The question is, why now? What is causing the pace of innovation to increase?
The best way to answer this question is by an example.
Benjamin Franklin, the famous inventor and scientist did his famous kite experiment in the year 1752. His aim was to prove that lightning was electricity, and that he could channel that electricity through a metal cable.
The experiment was a success, and miraculously Franklin survived it without being electrocuted.
Franklin’s experiment kicked off an era of serious scientific studies and discoveries on electricity, and by the early 1800’s scientists had mastered the use of electricity.
However, electricity never went mainstream until over 150 years after Franklin’s kite experiment. Why?
The answer is that no one saw the mainstream value of electricity. It was a great phenomenon to work with in a lab and to do experiments on, but that was the limit to its use.
All that was about to change in 1879, when another great American inventor, Thomas Edison, invented the first incandescent light bulb, a type of light bulb that produced light by passing electricity through an extremely thin metal filament.
The light bulb was no short of a miraculous invention in itself, but it also set off a series of events that went on to change our world.
People immediately saw the advantages of the electric light over traditional lamps.
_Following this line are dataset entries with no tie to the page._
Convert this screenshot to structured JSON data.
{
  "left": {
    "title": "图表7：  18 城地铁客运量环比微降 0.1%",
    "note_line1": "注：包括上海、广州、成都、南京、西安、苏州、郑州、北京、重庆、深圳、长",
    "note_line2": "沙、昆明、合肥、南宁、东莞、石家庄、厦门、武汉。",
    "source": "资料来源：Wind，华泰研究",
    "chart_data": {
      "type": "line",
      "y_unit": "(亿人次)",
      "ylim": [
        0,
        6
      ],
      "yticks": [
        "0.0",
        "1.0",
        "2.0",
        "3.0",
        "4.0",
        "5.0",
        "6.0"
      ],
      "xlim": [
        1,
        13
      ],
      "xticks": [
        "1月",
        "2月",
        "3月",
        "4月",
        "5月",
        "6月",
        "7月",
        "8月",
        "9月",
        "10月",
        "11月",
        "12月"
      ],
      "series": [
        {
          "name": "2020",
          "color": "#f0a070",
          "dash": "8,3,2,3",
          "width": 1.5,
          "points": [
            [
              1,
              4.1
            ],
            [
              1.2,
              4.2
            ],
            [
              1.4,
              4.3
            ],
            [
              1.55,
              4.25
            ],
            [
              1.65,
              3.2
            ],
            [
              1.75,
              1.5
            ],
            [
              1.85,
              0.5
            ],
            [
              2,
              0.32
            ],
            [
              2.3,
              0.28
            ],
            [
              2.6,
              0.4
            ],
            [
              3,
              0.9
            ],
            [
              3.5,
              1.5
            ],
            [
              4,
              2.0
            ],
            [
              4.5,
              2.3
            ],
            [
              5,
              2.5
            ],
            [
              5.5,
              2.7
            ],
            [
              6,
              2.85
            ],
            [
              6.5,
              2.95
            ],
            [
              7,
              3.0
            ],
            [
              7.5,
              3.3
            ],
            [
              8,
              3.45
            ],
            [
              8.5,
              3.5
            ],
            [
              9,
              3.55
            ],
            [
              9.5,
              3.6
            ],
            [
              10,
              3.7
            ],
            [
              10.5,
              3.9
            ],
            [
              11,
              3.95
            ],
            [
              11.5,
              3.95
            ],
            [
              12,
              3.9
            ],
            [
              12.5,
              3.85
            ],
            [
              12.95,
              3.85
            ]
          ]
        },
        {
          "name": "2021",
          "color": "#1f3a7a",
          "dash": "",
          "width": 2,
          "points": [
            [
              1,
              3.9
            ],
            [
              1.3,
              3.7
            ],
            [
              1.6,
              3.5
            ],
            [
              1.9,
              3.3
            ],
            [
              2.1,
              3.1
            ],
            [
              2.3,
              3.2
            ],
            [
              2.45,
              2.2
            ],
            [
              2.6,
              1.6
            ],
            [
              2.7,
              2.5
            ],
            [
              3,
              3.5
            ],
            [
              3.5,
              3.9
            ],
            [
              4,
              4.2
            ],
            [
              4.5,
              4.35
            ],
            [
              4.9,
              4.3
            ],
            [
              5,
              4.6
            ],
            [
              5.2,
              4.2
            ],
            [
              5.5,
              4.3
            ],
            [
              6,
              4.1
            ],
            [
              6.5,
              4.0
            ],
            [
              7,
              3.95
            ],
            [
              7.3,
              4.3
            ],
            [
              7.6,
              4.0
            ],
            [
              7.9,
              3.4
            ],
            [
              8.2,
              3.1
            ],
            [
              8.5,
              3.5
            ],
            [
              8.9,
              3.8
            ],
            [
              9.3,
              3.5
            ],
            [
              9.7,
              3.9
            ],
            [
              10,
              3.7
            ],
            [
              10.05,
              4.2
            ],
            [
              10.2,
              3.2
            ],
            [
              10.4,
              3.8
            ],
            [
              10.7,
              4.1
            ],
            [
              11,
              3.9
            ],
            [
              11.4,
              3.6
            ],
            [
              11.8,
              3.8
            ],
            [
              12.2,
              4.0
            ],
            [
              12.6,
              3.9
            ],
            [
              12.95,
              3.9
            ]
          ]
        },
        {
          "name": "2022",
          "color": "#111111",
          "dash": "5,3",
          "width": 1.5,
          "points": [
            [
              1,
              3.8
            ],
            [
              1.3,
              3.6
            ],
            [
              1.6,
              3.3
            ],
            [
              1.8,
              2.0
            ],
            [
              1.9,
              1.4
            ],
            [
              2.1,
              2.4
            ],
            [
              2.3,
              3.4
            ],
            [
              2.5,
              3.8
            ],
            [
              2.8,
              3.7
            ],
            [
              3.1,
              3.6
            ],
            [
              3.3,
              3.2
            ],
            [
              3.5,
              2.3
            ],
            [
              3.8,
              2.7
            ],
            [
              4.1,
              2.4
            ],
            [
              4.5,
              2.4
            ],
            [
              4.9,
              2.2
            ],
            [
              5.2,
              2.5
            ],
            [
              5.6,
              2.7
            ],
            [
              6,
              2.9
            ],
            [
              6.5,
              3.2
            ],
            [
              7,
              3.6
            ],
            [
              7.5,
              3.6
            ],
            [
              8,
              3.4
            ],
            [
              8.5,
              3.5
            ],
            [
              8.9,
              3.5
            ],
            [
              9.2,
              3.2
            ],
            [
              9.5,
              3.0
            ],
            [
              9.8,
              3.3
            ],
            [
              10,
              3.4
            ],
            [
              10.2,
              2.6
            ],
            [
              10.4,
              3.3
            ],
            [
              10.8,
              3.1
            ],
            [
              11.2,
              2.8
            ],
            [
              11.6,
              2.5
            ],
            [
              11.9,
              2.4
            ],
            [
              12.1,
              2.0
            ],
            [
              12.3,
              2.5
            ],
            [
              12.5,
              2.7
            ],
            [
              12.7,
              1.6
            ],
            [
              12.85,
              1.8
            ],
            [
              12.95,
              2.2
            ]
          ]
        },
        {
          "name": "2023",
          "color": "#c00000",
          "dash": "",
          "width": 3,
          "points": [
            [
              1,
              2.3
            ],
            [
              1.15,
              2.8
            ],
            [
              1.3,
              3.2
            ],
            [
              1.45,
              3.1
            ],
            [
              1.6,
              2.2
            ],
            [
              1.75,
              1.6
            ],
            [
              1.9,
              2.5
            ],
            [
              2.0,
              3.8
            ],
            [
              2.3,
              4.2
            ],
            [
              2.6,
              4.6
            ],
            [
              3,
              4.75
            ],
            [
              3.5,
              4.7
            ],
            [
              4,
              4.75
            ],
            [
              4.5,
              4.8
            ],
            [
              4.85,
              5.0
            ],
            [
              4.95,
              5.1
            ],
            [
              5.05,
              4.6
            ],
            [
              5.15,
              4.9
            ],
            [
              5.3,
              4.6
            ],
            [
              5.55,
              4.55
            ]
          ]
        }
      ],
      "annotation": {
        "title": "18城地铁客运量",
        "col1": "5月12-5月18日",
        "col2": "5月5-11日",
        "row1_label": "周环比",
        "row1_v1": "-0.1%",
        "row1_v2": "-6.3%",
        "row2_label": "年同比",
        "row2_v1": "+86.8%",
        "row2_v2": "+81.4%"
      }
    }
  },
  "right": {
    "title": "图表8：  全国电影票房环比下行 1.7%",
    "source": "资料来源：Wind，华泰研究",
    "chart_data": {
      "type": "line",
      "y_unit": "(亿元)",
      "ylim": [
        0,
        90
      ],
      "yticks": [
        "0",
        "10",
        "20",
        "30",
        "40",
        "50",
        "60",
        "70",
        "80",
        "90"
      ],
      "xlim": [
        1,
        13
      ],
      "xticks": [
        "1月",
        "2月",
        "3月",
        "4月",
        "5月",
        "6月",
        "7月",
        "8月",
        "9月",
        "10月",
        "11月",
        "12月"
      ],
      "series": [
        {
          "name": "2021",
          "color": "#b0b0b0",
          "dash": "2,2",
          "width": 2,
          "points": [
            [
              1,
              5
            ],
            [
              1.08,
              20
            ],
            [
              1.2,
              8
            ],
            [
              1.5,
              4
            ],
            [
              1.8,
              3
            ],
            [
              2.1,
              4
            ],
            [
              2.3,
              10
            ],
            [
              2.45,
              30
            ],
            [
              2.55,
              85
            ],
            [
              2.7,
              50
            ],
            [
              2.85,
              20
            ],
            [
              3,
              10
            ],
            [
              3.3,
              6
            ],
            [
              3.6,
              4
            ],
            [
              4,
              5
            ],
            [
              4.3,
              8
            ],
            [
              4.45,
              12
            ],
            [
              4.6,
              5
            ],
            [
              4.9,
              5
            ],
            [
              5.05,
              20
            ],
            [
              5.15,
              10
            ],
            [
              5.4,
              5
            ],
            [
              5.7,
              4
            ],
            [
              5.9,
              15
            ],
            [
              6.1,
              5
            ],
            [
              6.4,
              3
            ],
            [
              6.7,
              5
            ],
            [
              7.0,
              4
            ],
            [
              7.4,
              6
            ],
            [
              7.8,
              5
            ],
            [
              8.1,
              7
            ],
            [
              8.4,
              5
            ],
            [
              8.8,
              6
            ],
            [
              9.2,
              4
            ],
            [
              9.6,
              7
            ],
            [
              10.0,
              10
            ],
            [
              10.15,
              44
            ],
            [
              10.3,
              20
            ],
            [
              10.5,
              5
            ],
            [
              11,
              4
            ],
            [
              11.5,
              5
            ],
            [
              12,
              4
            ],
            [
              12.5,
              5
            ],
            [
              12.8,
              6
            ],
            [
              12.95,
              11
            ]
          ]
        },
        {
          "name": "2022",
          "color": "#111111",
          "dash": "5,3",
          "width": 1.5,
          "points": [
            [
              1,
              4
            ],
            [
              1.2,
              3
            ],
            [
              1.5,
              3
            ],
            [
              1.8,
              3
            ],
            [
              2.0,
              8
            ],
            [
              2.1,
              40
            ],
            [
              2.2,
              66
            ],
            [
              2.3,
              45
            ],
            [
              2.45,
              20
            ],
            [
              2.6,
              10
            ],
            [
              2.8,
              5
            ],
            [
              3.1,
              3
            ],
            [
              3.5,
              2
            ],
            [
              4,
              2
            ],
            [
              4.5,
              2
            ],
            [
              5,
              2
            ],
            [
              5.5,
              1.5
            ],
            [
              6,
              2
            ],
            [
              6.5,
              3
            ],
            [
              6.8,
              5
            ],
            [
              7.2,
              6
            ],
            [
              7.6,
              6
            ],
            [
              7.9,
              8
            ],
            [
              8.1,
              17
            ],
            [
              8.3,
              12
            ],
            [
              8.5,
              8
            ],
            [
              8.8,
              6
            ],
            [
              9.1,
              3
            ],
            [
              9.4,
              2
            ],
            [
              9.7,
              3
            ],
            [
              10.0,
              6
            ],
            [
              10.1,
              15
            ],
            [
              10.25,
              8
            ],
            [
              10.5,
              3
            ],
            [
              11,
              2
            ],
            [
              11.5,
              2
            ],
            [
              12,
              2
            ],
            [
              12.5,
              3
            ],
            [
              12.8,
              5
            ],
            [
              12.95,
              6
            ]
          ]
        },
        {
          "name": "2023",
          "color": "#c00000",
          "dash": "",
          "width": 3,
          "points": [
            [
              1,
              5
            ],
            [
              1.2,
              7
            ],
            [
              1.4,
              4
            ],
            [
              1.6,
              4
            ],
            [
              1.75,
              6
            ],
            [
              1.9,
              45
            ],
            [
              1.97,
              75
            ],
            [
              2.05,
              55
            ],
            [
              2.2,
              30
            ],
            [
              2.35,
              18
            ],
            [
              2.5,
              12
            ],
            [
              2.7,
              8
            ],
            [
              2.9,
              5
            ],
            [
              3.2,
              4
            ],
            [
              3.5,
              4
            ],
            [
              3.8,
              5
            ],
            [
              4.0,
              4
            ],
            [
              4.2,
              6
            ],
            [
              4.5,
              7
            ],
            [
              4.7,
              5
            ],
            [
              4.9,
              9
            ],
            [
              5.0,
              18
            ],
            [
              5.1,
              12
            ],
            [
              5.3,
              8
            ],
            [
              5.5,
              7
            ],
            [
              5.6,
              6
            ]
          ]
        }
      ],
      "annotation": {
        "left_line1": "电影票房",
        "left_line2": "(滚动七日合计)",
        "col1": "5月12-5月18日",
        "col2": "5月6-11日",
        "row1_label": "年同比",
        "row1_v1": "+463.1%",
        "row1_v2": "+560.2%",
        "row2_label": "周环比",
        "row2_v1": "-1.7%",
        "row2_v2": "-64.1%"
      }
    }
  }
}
They were cleaner, produced no smoke and unpleasant smells, were much brighter, and didn’t need to be constantly refuelled. Soon there was a demand for electric lighting.
Naturally, with the demand for lights came the need for electricity supply.
In 1882 Edison set up the Edison Electric Illuminating Company of New York, which began to roll out light bulbs to streets and homes close by. Within a short space of just of 30 years, the whole of the United States was electrified, and the rest of the world was soon to follow.
What we learn from this example, is that many great innovations are insufficient in themselves to drive any major change. They just sit on a shelf, waiting.
Eventually, a new innovation comes along, and a combination of the two innovations is what changes everything. Like electricity and the light bulb, each innovation was in itself insufficient to drive any real change. But combined, they worked together to spark a revolution that transformed our world.
This has been a recurring pattern throughout history, and the current wave of innovation we are experiencing, is no different. It is a time of convergence of a series of innovations which had been around for some time, but have never combined in any significant way, until now.
What are those innovations? They are artificial intelligence, computer networks and cyber-physical systems, and they are changing our world in previously unimaginable ways and have sparked a revolution: the Fourth Industrial Revolution.